Ovalle, who was born in the U.S., raised in Mexico, and doesn’t speak English fluently, said he was angry this happened to him.
“He regresado con un resentimiento grande … con un coraje fuerte, porque fue una discriminación conmigo,” Ovalle said. (I have returned with great resentment, with an intense rage because I was discriminated against.)
Nearly five months after he was detained and deported, Ovalle carries identification with him at all times. He said the main takeaway from his deportation is that everyone should do the same.
“Si de pasarme puede pasarle a cualquiera,” he said. (If it happened to me, it can happen to anyone else.)

Castro urged voters to go to the polls on Tuesday, Election Day.
“I hope that as all of us wind down this electoral season, that everybody will remember that as we chart a course for our nation’s politics tomorrow, that we take a different path, that we choose leaders that don’t demonize folks who don’t speak English but are citizens, or folks who to them may look different,” Castro said. “Because this is what we risk – more cases like Julio Cesar Ovalle’s – people being targeted and deported, even though they have a right to be here in the United States.”
City Councilman Cruz Shaw (D2) said Ovalle represents many in San Antonio: a neighbor, a parishioner, a confidante, a friend.
“We must be upset,” Shaw said. “We must be vigilant and move forward to make sure this does not happen again.”
Espinoza said he hopes sharing Ovalle’s story will spur people to action on Election Day.
“I believe this is the effect of the hateful rhetoric and anti-Hispanic rhetoric we heard from the White House,” he said. “Voting will change this, because it puts in place leaders who don’t fear us, but embrace us.”

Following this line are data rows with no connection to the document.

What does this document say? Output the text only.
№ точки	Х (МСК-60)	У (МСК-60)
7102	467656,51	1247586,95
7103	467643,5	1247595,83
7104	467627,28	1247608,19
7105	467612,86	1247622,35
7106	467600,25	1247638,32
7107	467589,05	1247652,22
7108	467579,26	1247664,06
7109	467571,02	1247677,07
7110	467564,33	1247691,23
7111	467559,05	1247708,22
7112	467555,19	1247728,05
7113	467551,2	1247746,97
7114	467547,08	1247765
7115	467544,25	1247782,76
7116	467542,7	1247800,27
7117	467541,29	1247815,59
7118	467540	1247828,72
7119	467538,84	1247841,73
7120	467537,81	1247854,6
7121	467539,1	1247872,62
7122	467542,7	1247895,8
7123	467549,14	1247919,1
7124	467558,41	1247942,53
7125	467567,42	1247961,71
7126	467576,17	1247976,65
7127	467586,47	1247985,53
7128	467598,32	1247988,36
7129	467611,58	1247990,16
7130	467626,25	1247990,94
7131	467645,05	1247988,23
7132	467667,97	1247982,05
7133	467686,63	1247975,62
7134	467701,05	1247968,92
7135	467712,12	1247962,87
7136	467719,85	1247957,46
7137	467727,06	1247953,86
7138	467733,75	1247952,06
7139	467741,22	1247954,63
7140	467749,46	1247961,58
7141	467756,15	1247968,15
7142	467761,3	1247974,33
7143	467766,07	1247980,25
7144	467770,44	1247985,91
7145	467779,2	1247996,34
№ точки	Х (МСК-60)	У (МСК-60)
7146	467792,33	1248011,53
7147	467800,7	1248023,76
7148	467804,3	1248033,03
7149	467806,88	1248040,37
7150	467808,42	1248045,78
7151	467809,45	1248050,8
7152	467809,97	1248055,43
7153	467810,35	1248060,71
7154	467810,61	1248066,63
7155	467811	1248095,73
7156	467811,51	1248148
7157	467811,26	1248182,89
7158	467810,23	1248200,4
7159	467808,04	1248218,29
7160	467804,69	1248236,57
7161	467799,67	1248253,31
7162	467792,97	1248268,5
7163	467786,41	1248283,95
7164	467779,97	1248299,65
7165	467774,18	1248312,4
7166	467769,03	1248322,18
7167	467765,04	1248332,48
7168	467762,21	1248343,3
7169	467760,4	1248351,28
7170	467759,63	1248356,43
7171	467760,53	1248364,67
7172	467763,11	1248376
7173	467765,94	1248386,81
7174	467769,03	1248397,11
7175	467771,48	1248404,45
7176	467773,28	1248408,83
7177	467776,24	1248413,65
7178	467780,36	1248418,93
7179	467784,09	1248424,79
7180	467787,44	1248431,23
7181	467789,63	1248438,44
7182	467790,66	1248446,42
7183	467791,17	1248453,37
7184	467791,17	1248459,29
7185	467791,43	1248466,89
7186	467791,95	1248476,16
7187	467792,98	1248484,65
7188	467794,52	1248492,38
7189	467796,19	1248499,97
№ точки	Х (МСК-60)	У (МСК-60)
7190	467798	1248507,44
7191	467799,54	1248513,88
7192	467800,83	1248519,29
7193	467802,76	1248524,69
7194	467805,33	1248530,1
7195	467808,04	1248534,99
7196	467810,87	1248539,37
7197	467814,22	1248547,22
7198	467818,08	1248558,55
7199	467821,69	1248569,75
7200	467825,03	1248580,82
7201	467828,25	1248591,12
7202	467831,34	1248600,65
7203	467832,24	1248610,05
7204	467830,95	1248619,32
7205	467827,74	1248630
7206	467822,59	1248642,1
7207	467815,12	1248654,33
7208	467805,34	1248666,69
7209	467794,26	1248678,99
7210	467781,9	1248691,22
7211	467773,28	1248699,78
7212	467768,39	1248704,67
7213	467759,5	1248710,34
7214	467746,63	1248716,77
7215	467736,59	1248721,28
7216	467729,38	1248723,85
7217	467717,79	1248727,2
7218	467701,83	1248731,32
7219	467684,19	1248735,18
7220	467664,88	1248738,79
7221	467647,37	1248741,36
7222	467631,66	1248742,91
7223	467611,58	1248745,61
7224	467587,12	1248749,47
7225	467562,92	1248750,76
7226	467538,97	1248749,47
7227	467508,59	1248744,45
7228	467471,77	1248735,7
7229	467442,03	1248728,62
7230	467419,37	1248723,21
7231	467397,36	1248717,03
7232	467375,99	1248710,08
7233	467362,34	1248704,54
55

Espinoza said though his firm filed the claim in September, it hasn’t otherwise been in contact with Homeland Security.
“We [have] yet to hear anything back from the government,” Espinoza said. “Was it a mistake? A miscommunication? Was it intentional? We want to know their version. We want answers. His family wants answers.”
The government has six months since from the date the claim was filed to respond. If the two parties do not reach an agreement by then, Ovalle’s attorneys can file a lawsuit.